The stories he chose to use were stories that no doubt had been told and retold many times over the years, pondered on at length, with details selectively emphasised (or forgotten), as the meaning of Jesus’ life and death and his impact on the community had gradually become clearer. This Jesus was a Jew from Galilee, crucified in Jerusalem forty or so years previously (probably the year 30 A.D.), on a political charge, by order of the Roman military authority occupying Judaea. Mark and his community believed that this Jesus, whom they had made the centre of their lives, was raised to life by God and was alive with an utterly new and different human life. In line with the concluding scene of his text, he had met them in Galilee and, though not visibly present among them, powerfully influenced their lives.

The Gospel was based on the memories preserved in the communities.

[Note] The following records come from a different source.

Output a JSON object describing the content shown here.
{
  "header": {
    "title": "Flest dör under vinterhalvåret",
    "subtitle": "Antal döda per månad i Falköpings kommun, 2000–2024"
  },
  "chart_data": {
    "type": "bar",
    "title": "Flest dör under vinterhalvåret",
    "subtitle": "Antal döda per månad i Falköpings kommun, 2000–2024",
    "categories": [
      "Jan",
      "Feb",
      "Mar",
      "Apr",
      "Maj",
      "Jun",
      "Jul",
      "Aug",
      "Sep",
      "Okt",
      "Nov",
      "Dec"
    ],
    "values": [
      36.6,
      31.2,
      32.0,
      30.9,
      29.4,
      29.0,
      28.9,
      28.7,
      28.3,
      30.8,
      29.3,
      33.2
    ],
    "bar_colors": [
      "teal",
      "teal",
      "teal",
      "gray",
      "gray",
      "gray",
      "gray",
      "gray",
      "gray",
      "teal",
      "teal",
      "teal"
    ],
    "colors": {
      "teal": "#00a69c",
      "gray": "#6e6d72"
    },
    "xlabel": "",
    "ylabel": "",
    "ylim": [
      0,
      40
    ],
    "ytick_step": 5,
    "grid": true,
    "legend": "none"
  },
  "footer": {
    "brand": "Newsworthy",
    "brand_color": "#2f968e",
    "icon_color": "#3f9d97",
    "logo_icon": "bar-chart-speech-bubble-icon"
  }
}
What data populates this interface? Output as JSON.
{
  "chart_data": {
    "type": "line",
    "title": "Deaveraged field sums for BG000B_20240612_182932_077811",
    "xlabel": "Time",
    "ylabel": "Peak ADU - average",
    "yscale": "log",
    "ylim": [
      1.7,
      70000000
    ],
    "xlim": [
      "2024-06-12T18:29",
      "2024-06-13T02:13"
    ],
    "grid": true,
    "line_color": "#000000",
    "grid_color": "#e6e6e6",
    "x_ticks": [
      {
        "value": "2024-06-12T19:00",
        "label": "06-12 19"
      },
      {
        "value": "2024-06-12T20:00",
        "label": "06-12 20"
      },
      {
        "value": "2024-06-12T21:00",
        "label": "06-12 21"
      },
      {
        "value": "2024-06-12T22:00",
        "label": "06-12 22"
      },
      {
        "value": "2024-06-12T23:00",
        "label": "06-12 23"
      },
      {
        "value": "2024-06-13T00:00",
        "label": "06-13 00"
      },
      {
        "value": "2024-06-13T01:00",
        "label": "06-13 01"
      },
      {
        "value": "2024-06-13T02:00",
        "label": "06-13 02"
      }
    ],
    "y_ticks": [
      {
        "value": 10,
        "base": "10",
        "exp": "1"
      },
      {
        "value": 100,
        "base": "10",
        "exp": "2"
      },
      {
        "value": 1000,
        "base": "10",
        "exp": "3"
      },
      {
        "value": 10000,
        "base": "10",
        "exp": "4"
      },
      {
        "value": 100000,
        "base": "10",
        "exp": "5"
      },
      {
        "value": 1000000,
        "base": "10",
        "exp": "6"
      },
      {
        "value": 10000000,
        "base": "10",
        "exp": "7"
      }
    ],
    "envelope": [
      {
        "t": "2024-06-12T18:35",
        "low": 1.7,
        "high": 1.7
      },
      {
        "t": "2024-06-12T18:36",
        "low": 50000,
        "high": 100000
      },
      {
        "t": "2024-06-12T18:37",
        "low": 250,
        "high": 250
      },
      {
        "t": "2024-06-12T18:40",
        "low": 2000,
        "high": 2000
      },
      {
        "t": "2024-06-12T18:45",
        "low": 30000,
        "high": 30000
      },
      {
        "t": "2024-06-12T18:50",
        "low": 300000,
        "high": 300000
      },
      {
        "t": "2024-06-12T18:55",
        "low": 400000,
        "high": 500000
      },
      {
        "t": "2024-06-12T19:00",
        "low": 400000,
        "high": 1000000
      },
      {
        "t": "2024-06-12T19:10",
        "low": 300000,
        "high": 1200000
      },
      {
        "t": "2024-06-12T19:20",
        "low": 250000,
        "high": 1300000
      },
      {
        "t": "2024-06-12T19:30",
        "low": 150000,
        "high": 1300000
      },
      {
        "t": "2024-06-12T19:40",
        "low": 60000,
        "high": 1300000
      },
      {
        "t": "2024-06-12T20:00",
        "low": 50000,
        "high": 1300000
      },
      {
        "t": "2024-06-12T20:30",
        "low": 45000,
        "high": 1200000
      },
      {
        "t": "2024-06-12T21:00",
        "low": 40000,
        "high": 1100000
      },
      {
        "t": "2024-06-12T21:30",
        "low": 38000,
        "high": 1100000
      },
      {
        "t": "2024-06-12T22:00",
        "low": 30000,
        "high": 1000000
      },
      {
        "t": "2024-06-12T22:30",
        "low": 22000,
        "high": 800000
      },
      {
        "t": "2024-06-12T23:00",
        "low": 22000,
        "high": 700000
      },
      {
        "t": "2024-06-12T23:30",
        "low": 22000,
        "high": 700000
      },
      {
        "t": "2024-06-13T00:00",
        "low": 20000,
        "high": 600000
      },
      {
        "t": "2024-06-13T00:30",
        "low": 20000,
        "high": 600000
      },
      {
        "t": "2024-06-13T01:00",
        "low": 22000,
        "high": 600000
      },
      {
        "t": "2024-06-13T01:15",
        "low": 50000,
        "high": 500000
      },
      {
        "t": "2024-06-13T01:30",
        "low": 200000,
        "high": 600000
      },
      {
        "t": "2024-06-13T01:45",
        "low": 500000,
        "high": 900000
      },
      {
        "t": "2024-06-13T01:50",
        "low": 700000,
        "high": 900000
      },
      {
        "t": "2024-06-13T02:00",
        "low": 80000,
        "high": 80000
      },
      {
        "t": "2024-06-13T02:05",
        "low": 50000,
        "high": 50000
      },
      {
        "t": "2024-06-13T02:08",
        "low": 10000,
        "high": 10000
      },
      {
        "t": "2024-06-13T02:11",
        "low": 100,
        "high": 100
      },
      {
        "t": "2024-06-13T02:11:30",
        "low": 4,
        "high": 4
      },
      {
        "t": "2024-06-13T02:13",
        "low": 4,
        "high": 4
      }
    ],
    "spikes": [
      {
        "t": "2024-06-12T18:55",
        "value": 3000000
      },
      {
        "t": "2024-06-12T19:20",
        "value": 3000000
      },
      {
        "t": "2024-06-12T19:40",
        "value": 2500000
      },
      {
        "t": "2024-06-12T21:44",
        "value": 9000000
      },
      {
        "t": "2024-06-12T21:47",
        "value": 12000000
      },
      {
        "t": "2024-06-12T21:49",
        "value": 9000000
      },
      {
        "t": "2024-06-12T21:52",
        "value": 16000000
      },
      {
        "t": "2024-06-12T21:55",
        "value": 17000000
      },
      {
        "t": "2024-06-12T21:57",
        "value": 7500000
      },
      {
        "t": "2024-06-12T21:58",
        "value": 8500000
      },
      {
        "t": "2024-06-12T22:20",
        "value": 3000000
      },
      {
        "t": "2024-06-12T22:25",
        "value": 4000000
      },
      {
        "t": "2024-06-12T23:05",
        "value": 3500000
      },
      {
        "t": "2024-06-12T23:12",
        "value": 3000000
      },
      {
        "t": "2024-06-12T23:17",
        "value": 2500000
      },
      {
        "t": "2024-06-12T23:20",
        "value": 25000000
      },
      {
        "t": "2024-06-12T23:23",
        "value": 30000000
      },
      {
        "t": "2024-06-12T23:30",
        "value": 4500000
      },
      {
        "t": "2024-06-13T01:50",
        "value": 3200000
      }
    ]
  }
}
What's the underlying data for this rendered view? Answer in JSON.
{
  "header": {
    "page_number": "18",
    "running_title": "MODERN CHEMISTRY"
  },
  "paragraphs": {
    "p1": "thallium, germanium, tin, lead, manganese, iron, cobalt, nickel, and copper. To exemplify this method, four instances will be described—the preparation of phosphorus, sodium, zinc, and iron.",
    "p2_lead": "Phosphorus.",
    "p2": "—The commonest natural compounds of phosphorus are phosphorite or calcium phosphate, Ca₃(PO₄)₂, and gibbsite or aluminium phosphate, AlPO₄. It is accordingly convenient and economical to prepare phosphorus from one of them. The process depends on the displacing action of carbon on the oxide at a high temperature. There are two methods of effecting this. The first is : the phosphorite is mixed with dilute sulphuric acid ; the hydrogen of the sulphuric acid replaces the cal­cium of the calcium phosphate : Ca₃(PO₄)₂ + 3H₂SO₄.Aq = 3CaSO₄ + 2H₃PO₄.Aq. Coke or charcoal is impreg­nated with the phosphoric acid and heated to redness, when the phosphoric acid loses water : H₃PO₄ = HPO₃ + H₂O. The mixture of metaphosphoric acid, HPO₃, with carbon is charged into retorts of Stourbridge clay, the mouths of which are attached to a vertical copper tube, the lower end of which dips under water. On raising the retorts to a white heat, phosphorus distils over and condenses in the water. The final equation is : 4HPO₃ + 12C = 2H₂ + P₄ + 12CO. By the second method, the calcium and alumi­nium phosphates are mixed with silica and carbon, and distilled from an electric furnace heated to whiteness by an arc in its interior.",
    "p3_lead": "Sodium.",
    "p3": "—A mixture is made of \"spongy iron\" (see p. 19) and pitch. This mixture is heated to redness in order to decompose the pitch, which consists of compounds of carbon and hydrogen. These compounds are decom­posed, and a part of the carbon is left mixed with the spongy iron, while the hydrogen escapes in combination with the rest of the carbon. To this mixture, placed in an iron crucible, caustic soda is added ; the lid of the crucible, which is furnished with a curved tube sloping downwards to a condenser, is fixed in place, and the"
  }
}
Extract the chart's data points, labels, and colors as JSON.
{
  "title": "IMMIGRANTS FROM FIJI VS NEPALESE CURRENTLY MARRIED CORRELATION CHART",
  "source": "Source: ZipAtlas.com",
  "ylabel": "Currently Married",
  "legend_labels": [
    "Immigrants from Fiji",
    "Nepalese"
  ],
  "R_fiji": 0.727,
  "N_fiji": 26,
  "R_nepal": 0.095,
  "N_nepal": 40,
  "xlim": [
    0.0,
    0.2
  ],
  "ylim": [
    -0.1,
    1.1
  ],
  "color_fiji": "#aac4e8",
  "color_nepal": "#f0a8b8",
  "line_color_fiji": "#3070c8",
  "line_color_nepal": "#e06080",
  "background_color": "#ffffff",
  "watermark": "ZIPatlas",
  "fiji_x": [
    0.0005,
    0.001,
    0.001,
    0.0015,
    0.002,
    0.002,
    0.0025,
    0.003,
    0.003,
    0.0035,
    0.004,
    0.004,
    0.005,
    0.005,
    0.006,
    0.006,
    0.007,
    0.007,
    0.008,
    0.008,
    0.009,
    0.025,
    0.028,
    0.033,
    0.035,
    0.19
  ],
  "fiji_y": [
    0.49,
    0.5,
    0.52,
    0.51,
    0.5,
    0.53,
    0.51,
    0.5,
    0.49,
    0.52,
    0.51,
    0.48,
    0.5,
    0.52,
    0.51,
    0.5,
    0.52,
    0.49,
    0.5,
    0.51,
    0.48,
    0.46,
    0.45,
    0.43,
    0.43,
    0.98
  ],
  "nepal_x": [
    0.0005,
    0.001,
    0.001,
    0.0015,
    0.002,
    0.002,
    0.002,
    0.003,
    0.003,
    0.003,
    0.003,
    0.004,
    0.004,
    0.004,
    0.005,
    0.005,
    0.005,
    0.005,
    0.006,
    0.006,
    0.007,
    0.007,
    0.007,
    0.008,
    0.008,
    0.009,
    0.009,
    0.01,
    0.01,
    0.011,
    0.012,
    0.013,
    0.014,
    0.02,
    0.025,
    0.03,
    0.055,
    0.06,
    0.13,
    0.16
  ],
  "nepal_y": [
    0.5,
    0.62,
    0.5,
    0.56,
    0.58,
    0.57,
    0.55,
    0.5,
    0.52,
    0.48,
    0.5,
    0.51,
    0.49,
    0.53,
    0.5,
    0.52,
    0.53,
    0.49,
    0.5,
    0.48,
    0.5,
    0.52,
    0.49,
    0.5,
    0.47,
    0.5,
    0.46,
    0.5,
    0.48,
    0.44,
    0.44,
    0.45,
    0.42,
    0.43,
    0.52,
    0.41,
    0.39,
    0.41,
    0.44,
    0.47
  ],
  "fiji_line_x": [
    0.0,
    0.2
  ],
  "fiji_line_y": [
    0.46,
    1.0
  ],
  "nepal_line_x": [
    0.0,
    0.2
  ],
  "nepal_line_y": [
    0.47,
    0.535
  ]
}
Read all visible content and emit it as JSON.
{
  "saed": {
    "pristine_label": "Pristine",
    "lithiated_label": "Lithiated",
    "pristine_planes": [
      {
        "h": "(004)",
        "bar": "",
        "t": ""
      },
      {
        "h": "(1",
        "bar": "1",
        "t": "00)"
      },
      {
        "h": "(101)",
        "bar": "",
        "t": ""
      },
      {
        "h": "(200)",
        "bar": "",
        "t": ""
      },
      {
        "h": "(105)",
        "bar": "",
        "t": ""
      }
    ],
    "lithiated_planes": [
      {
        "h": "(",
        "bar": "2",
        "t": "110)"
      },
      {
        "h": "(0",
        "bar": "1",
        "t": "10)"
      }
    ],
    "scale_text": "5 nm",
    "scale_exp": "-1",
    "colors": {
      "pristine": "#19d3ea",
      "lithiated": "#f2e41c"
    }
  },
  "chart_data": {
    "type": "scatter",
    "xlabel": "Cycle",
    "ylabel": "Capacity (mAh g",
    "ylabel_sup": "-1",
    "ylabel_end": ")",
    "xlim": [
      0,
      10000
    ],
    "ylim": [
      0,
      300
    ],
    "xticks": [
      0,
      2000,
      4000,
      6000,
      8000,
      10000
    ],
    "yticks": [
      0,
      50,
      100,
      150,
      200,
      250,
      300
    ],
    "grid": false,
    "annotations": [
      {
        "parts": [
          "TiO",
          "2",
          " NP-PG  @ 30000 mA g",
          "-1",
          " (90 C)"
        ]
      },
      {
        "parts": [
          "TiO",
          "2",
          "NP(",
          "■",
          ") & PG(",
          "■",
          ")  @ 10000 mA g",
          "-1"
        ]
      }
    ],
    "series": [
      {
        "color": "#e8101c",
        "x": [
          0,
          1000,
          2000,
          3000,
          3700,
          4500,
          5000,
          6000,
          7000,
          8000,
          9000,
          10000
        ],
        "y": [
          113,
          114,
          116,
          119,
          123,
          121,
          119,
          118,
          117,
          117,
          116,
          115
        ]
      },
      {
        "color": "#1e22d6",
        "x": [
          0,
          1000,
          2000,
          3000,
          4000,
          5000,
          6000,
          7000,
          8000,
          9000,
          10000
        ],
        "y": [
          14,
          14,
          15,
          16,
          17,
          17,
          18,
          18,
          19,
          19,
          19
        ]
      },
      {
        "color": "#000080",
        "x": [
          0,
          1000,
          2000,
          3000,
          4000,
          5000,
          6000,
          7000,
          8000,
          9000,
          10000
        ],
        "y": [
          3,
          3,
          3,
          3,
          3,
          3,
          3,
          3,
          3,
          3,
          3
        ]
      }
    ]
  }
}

The details of actual events and conversations were not accurately noted and recorded at the time they happened. 


Is the Gospel  Historical? 

Any event is perceived through the sifting apparatus of an observer's capacity to comprehend and understand. Different people witnessing the same event will absorb its meaning and even take in its details and prioritise them differently.
 
Mark’s story of Jesus did not present a documentary recording but a reconstruction drawn from people’s sometimes second or third-hand recollections and made many years after the events. These memories were held within a faith community that had its own particular cultural needs, questions and perceptions of what was relevant and what was not. Theirs was an age and culture concerned more with meanings of events than with accurate reporting of concrete details. We do a disservice to ourselves, and to the participants in the narrative, to interpret the story with a literal mind-set.
 

We do not know the author of the text. An early tradition identified the gospel with “Mark”, but this may have been more an educated guess than an historical certainty. It does not matter. There is no agreement among scholars today where the text originated. Most would agree that it was written shortly before the destruction of the Jewish temple in Jerusalem in the year 70 A.D., possibly while the Jewish war of resistance against the Roman armies was in progress.